Linda Schraeder, ASOC finance manager, said the new constitution could also cause confusion about student fees and the allocation of different ASOC budgets. Three separate student fees are collected for Diversity Equity Board (DEB), Renewable Energy and Sustainability Fund (RESF) and the overall ASOC budget, according to Schraeder.

“The difference is DEB will no longer have their own fee, same for [RESF], and that means it’s now going to be allocated by the finance director,” Schraeder said.

Srdić Hadži-Nešić said she believes the new constitution works towards equal and shared power across all branches of ASOC.

“The way it has been set up historically, most of the funds, money and access to savings and investment funds as well as the rights to make [the] largest decisions has been concentrated in only one branch, which is Senate,” Srdić Hadži-Nešić said. “Now it’s really time to share that power on highest decision-making in ASOC with other branches as well.”

Wafa Abedin (junior), former ASOC vice president of internal affairs, wrote the current version of the constitution, which was confirmed by student election April 19, 2019. Abedin raised concerns about the new amendments on Twitter and in an email to ASOC April 24. Under the drafted amendments, the constitution would not have term limits for the ASOC president nor the finance director and would not provide any way of removing students in those positions from office, according to Abedin’s email.
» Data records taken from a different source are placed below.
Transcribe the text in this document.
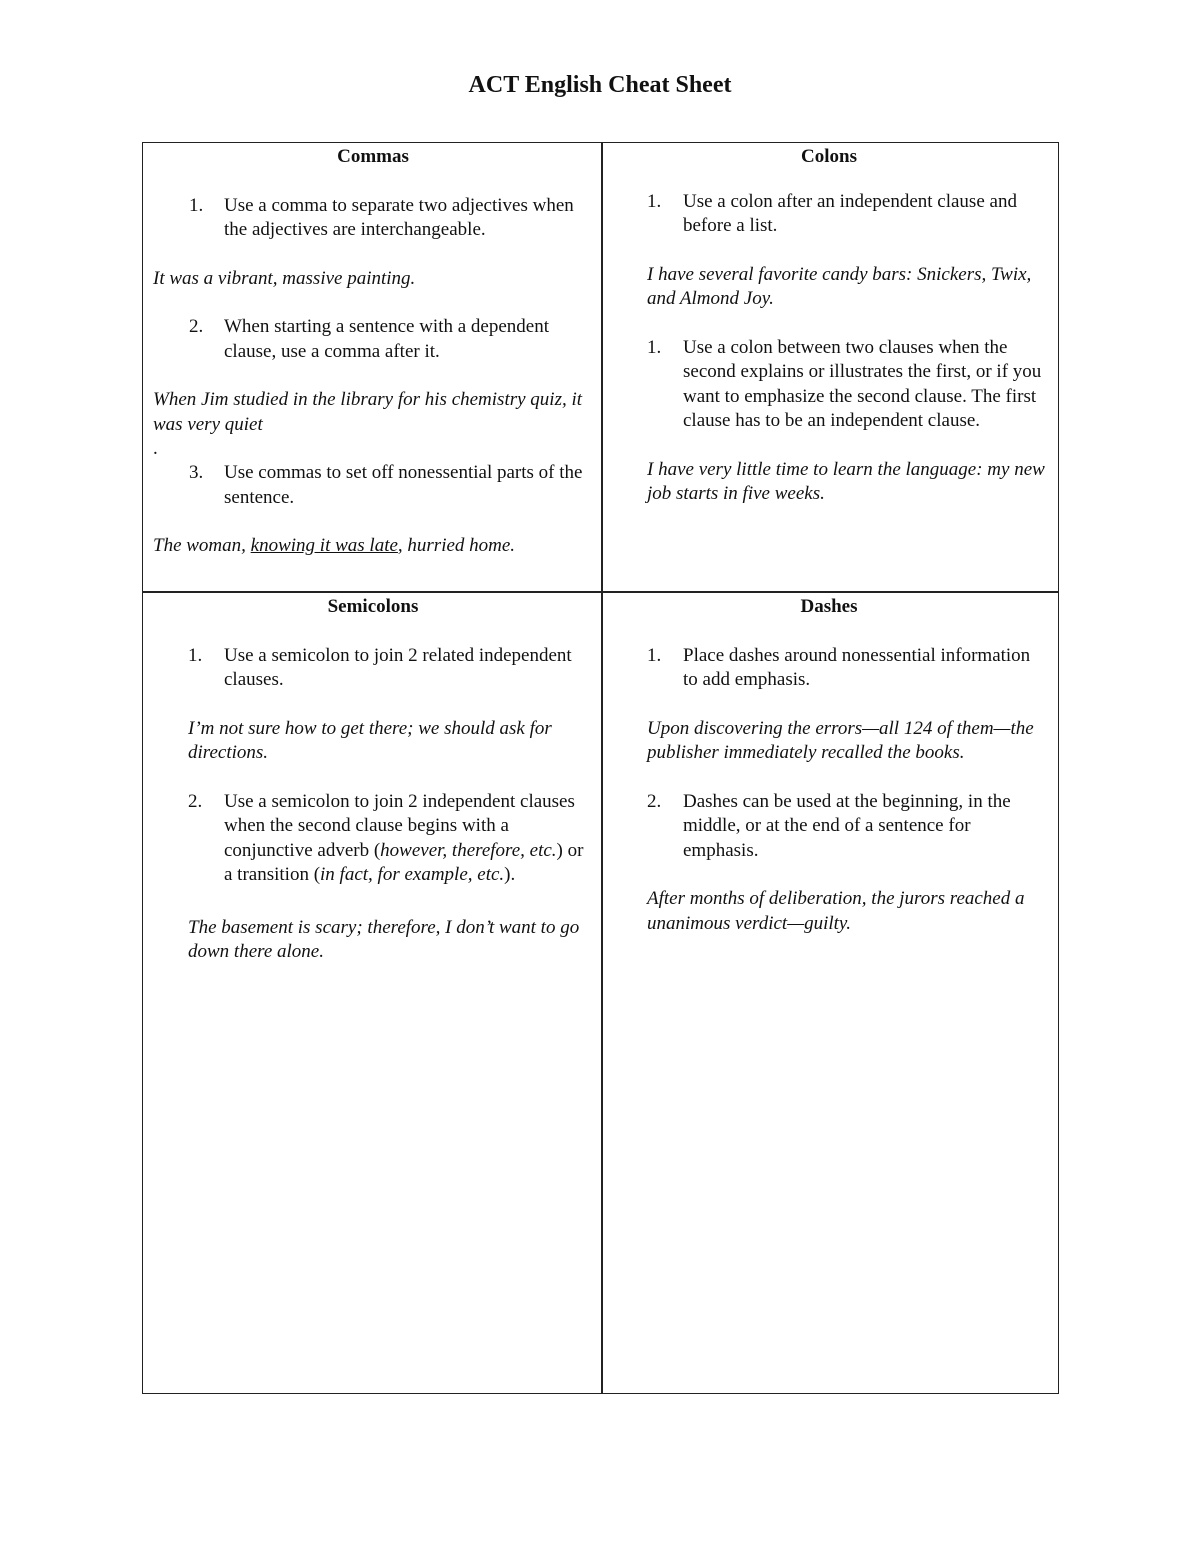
ACT English Cheat Sheet
Commas
1. Use a comma to separate two adjectives when the adjectives are interchangeable.
It was a vibrant, massive painting.
2. When starting a sentence with a dependent clause, use a comma after it.
When Jim studied in the library for his chemistry quiz, it was very quiet
.
3. Use commas to set off nonessential parts of the sentence.
The woman, knowing it was late, hurried home.
Colons
1. Use a colon after an independent clause and before a list.
I have several favorite candy bars: Snickers, Twix, and Almond Joy.
1. Use a colon between two clauses when the second explains or illustrates the first, or if you want to emphasize the second clause. The first clause has to be an independent clause.
I have very little time to learn the language: my new job starts in five weeks.
Semicolons
1. Use a semicolon to join 2 related independent clauses.
I’m not sure how to get there; we should ask for directions.
2. Use a semicolon to join 2 independent clauses when the second clause begins with a conjunctive adverb (however, therefore, etc.) or a transition (in fact, for example, etc.).
The basement is scary; therefore, I don’t want to go down there alone.
Dashes
1. Place dashes around nonessential information to add emphasis.
Upon discovering the errors—all 124 of them—the publisher immediately recalled the books.
2. Dashes can be used at the beginning, in the middle, or at the end of a sentence for emphasis.
After months of deliberation, the jurors reached a unanimous verdict—guilty.
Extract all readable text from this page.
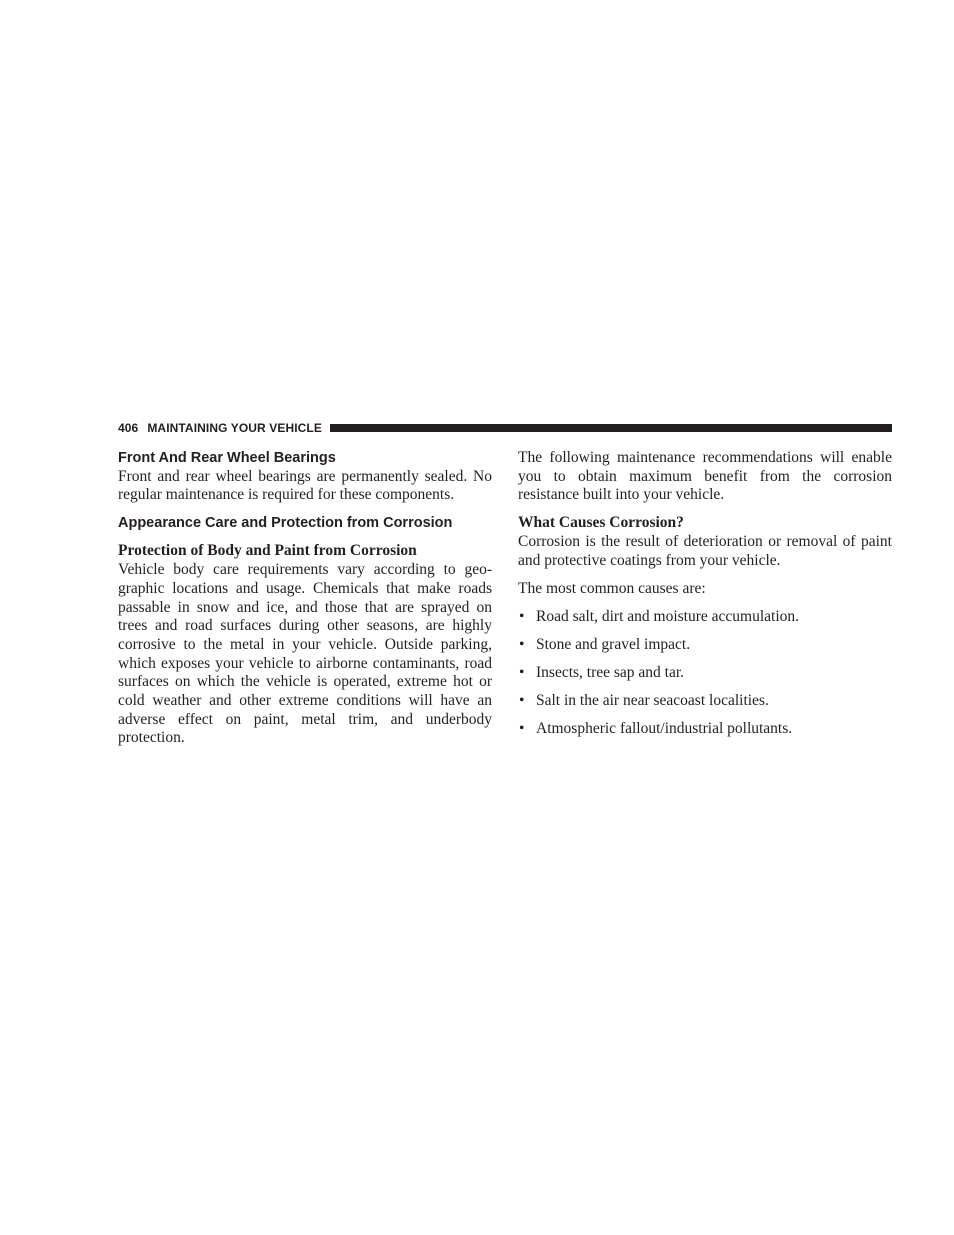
406 MAINTAINING YOUR VEHICLE
Front And Rear Wheel Bearings

Front and rear wheel bearings are permanently sealed. No regular maintenance is required for these components.

Appearance Care and Protection from Corrosion
Protection of Body and Paint from Corrosion

Vehicle body care requirements vary according to geographic locations and usage. Chemicals that make roads passable in snow and ice, and those that are sprayed on trees and road surfaces during other seasons, are highly corrosive to the metal in your vehicle. Outside parking, which exposes your vehicle to airborne contaminants, road surfaces on which the vehicle is operated, extreme hot or cold weather and other extreme conditions will have an adverse effect on paint, metal trim, and underbody protection.

The following maintenance recommendations will enable you to obtain maximum benefit from the corrosion resistance built into your vehicle.

What Causes Corrosion?

Corrosion is the result of deterioration or removal of paint and protective coatings from your vehicle.

The most common causes are:

• Road salt, dirt and moisture accumulation.
• Stone and gravel impact.
• Insects, tree sap and tar.
• Salt in the air near seacoast localities.
• Atmospheric fallout/industrial pollutants.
As a member of Senate, the president of ASOC is currently subject to a one year term limit and can be impeached through evaluation by Honor Board if a motion is brought forward by any other member of Senate. If the constitutional amendments are passed, the ASOC president would no longer be within Senate. The original student election ballot included a “too long; didn’t read” summary of the constitutional amendments which urged students to vote yes on the changes. The ballot was updated to remove that language April 26.
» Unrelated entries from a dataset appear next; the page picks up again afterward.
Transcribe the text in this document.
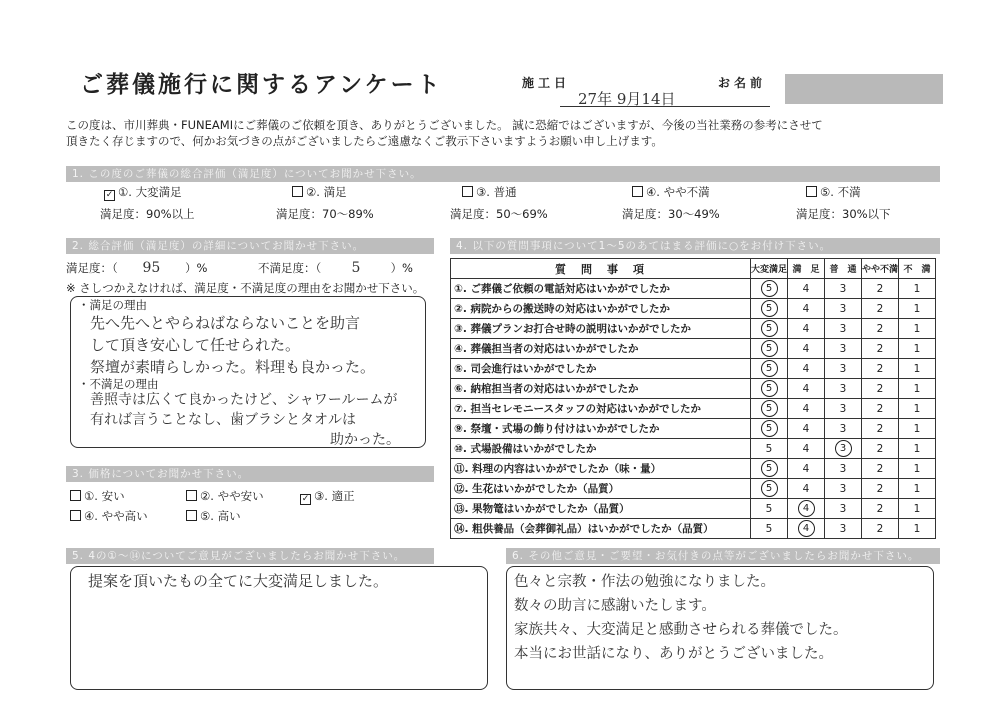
ご葬儀施行に関するアンケート	施工日	お名前
27年 9月14日
この度は、市川葬典・FUNEAMIにご葬儀のご依頼を頂き、ありがとうございました。 誠に恐縮ではございますが、今後の当社業務の参考にさせて
頂きたく存じますので、何かお気づきの点がございましたらご遠慮なくご教示下さいますようお願い申し上げます。
1. この度のご葬儀の総合評価（満足度）についてお聞かせ下さい。
✓ ①. 大変満足	②. 満足	③. 普通	④. やや不満	⑤. 不満
満足度：90%以上	満足度：70～89%	満足度：50～69%	満足度：30～49%	満足度：30%以下
2. 総合評価（満足度）の詳細についてお聞かせ下さい。
満足度：（ 95 ）%	不満足度：（ 5	）%
※ さしつかえなければ、満足度・不満足度の理由をお聞かせ下さい。
・満足の理由
先へ先へとやらねばならないことを助言
して頂き安心して任せられた。
祭壇が素晴らしかった。料理も良かった。
・不満足の理由
善照寺は広くて良かったけど、シャワールームが
有れば言うことなし、歯ブラシとタオルは
助かった。
3. 価格についてお聞かせ下さい。
①. 安い	②. やや安い	✓ ③. 適正
④. やや高い	⑤. 高い
4. 以下の質問事項について1～5のあてはまる評価に○をお付け下さい。
質　問　事　項	大変満足	満　足	普　通	やや不満	不　満
①. ご葬儀ご依頼の電話対応はいかがでしたか	5	4	3	2	1
②. 病院からの搬送時の対応はいかがでしたか	5	4	3	2	1
③. 葬儀プランお打合せ時の説明はいかがでしたか	5	4	3	2	1
④. 葬儀担当者の対応はいかがでしたか	5	4	3	2	1
⑤. 司会進行はいかがでしたか	5	4	3	2	1
⑥. 納棺担当者の対応はいかがでしたか	5	4	3	2	1
⑦. 担当セレモニースタッフの対応はいかがでしたか	5	4	3	2	1
⑨. 祭壇・式場の飾り付けはいかがでしたか	5	4	3	2	1
⑩. 式場設備はいかがでしたか	5	4	3	2	1
⑪. 料理の内容はいかがでしたか（味・量）	5	4	3	2	1
⑫. 生花はいかがでしたか（品質）	5	4	3	2	1
⑬. 果物篭はいかがでしたか（品質）	5	4	3	2	1
⑭. 粗供養品（会葬御礼品）はいかがでしたか（品質）	5	4	3	2	1
5. 4の①～⑭についてご意見がございましたらお聞かせ下さい。
提案を頂いたもの全てに大変満足しました。
6. その他ご意見・ご要望・お気付きの点等がございましたらお聞かせ下さい。
色々と宗教・作法の勉強になりました。
数々の助言に感謝いたします。
家族共々、大変満足と感動させられる葬儀でした。
本当にお世話になり、ありがとうございました。
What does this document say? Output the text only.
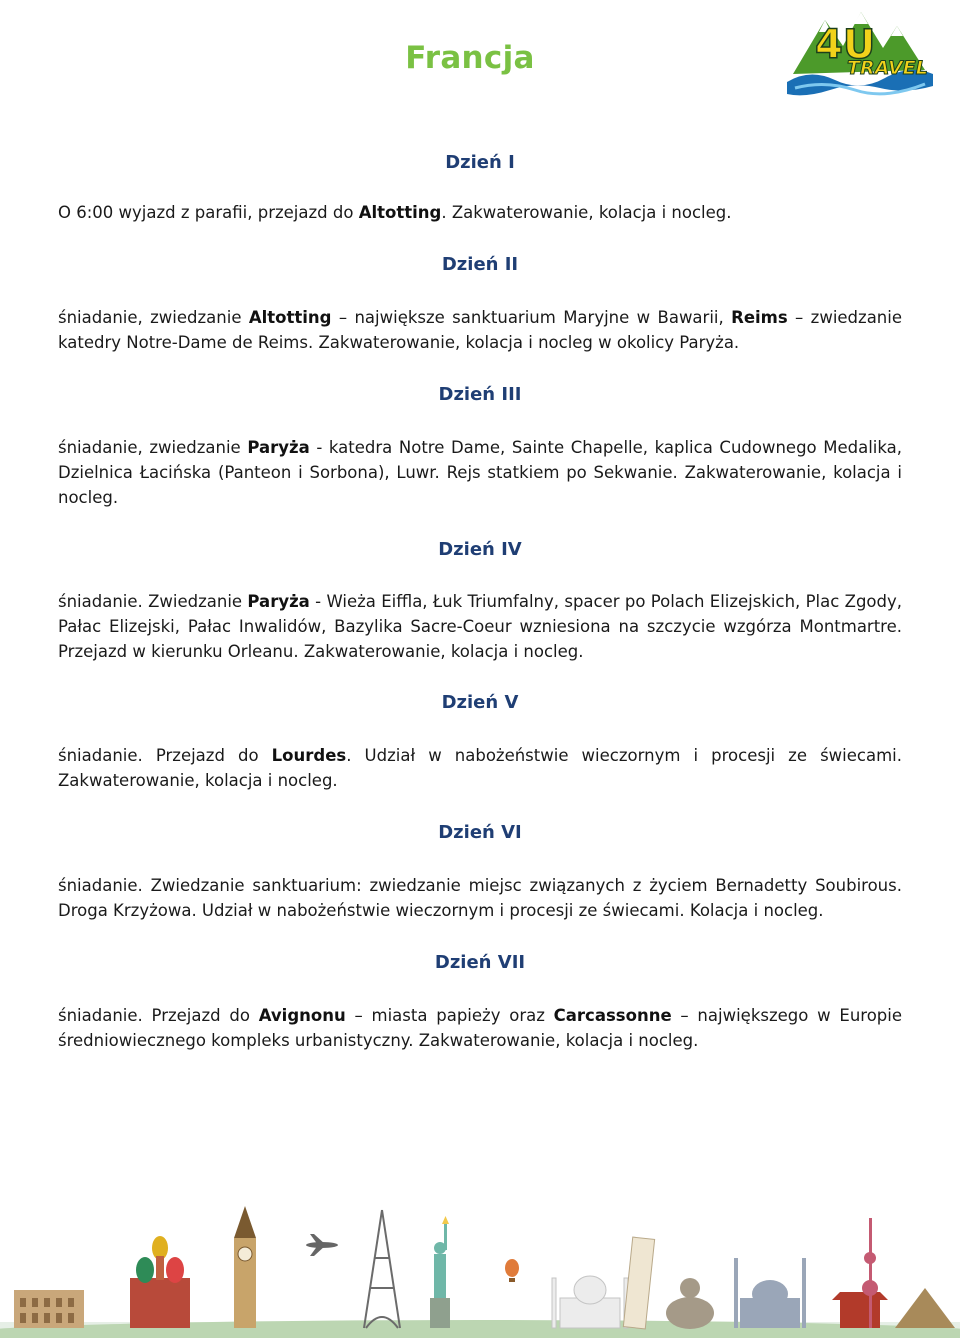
Francja	4U
TRAVEL
Dzień I

O 6:00 wyjazd z parafii, przejazd do Altotting. Zakwaterowanie, kolacja i nocleg.

Dzień II

śniadanie, zwiedzanie Altotting – największe sanktuarium Maryjne w Bawarii, Reims – zwiedzanie katedry Notre-Dame de Reims. Zakwaterowanie, kolacja i nocleg w okolicy Paryża.

Dzień III

śniadanie, zwiedzanie Paryża - katedra Notre Dame, Sainte Chapelle, kaplica Cudownego Medalika, Dzielnica Łacińska (Panteon i Sorbona), Luwr. Rejs statkiem po Sekwanie. Zakwaterowanie, kolacja i nocleg.

Dzień IV

śniadanie. Zwiedzanie Paryża - Wieża Eiffla, Łuk Triumfalny, spacer po Polach Elizejskich, Plac Zgody, Pałac Elizejski, Pałac Inwalidów, Bazylika Sacre-Coeur wzniesiona na szczycie wzgórza Montmartre. Przejazd w kierunku Orleanu. Zakwaterowanie, kolacja i nocleg.

Dzień V

śniadanie. Przejazd do Lourdes. Udział w nabożeństwie wieczornym i procesji ze świecami. Zakwaterowanie, kolacja i nocleg.

Dzień VI

śniadanie. Zwiedzanie sanktuarium: zwiedzanie miejsc związanych z życiem Bernadetty Soubirous. Droga Krzyżowa. Udział w nabożeństwie wieczornym i procesji ze świecami. Kolacja i nocleg.

Dzień VII

śniadanie. Przejazd do Avignonu – miasta papieży oraz Carcassonne – największego w Europie średniowiecznego kompleks urbanistyczny. Zakwaterowanie, kolacja i nocleg.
“They’re creating this whole new branch  they call it a committee but really it’s a branch — without ever having detailed what the procedures are,” Abedin said. “I feel like it’s important, if you’re creating a new branch, to know what exactly their powers are gonna be and how they’re going to operate. They’re saying, ‘Hey trust us, we’re gonna come up with the best bylaws that we can,’ and frankly, if they forgot to put term limits in the constitution, I don’t trust them to do that.”

Abedin said she was also concerned about transparency in the drafting process because the constitutional committee meeting minutes have not been published for any meetings during the 2019–2020 academic year. ASOC Senate has not published meeting notes since November 2019, and the student body was notified via an email from Srdić Hadži-Nešić about the constitution appearing on the ballot less than an hour before voting opened at 11:03 p.m. PDT April 23. According to Srdić Hadži-Nešić, this was because issues with the ASOC listerv had prevented Parris from sending a message to the student body earlier.

Voting for student elections opened April 24 and will close April 27. In order for the constitutional amendments to be confirmed, it must reach two-thirds majority vote in favor with at least 405 students voting.

This article was revised April 26 at 11 a.m. to include clarifications sent by Nina Srdić Hadži-Nešić and Kyler Parris.